Tuesday, March 13, 2012

Easter's End - Jared Diamon


          The general argument/point made by Jared Diamond is his work Easter’s End is that a perfectly healthy environment can be destroyed by overconsumption of resources and that if we (America) are not careful and make smarter decisions we will be destroyed just like the Polynesian community of Easter Island. More specifically, Diamond argues/suggests that we are destroying ourselves by overconsumption of all our resources. He writes, “Eventually Easters growing population was cutting the forest more rapidly than the forest was regenerating.”    (pg. 430) In this passage, Diamond is suggesting that the depletion of Easter Island’s resources was a slow process that gradually became worse with the growing population. It snuck up on them and then by time they realized it, it was too late, they had consumed too much and died because of it. In conclusion, it is Diamond’s belief that we are on a downhill spiral to destroying our own community by naively over consuming all of our own resources, just like the Polynesians on Easter Island did.

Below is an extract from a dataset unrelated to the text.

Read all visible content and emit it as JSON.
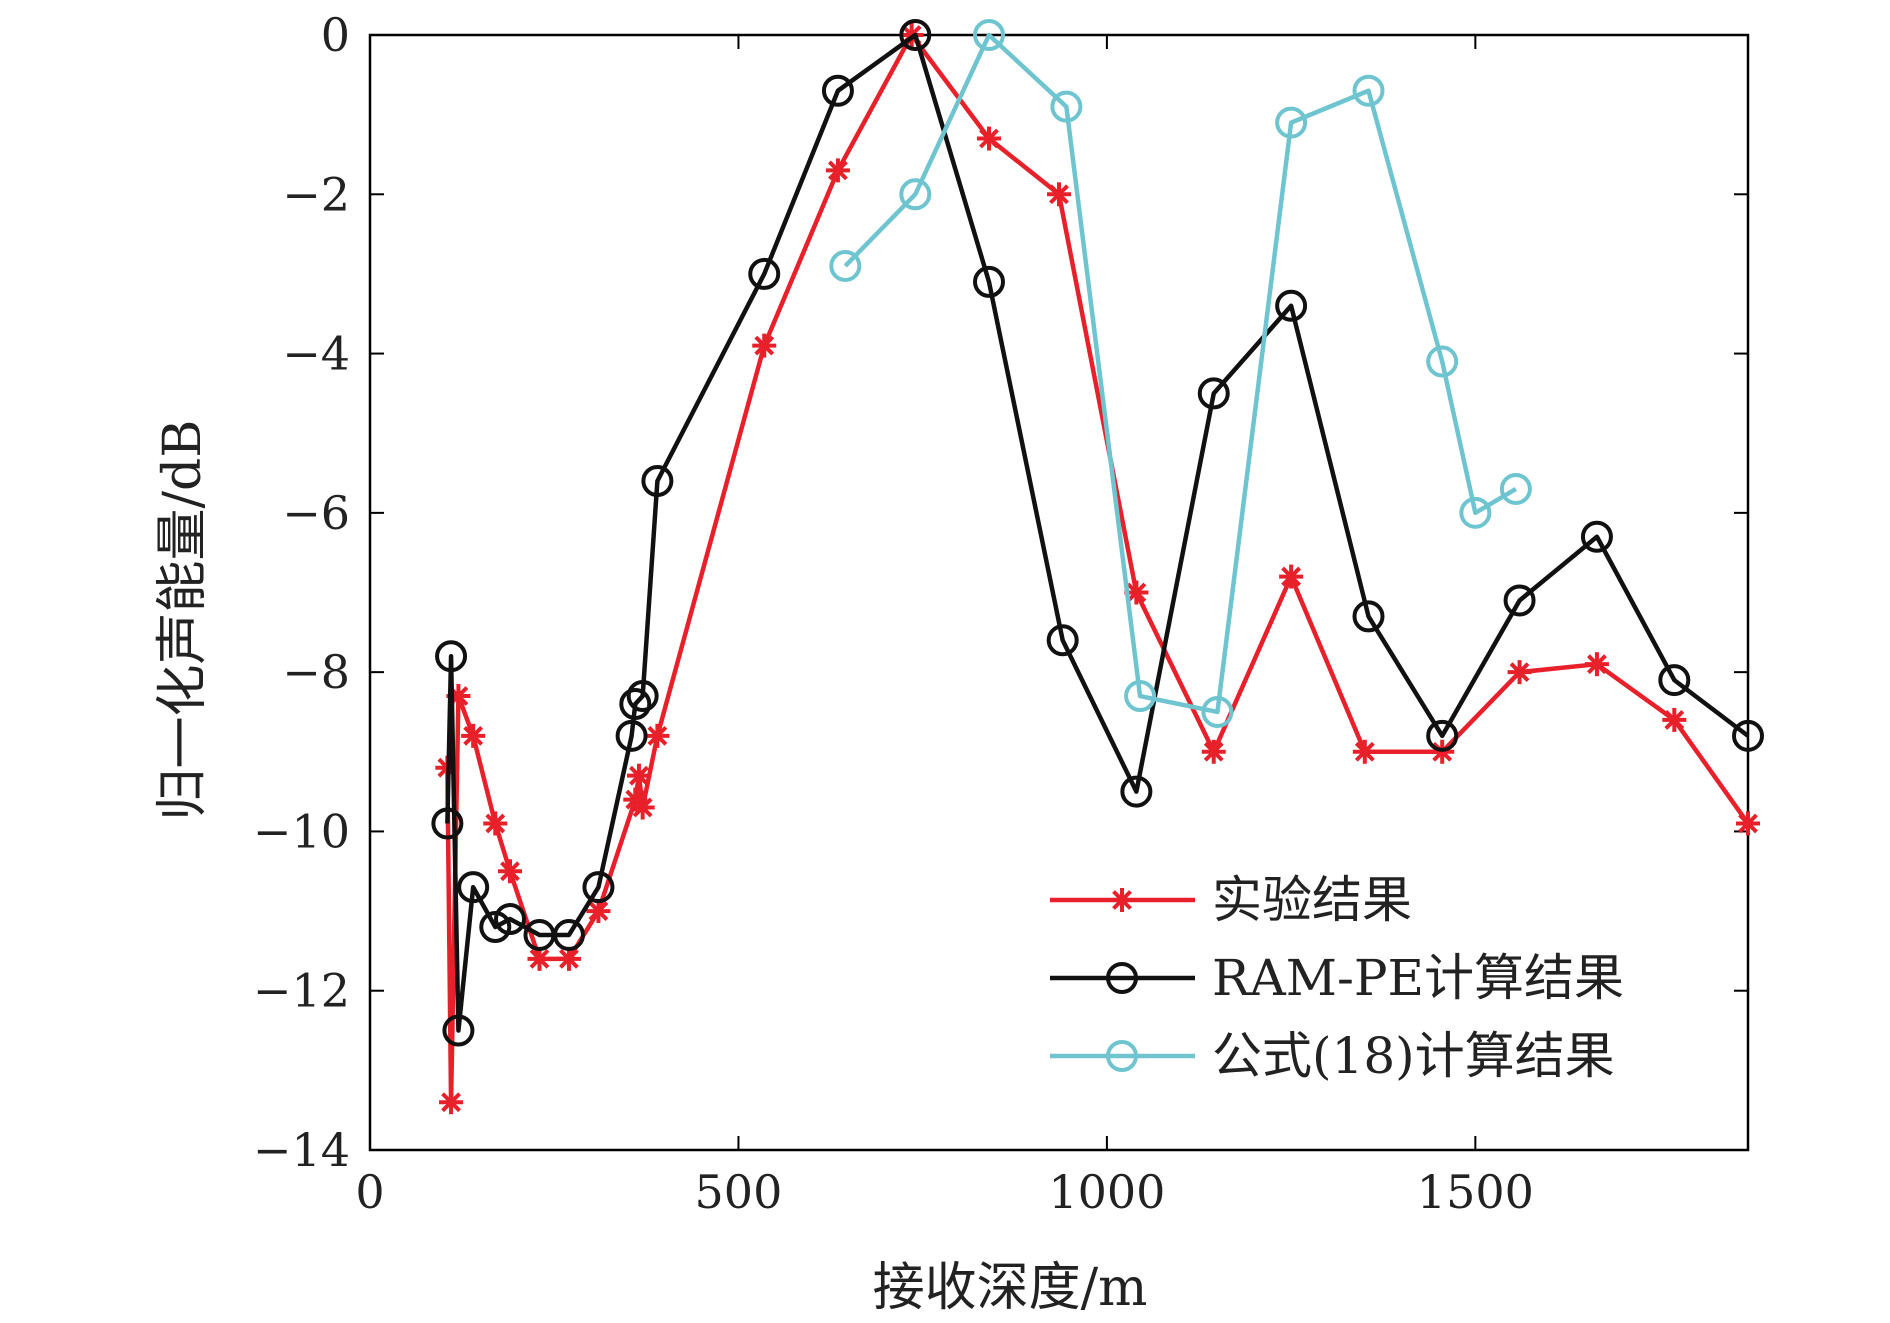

            In my view, Diamond is right because think about our gas prices, our weather, and our garbage problems; each year they keep getting worse because we are not making changes to live more proficiently and less wastefully. For example, three years ago when my brother started driving he could fill up the car that I drive now with gas for $35.00 dollars. It takes me a little more than $45.00 to completely fill the same tank now. Although Diamond might object me saying that I think it’s too late to change and save our earth, I maintain that unless everyone in the world were forced to make huge decreases in their resource use it is too late for any individual or small group to make a difference; our earth is doomed because of the way we choose to live and because of our stubbornness to change. Therefore, I conclude that Diamond is right in believing that our overconsumption of our resources is going to gradually and slowly destroy us.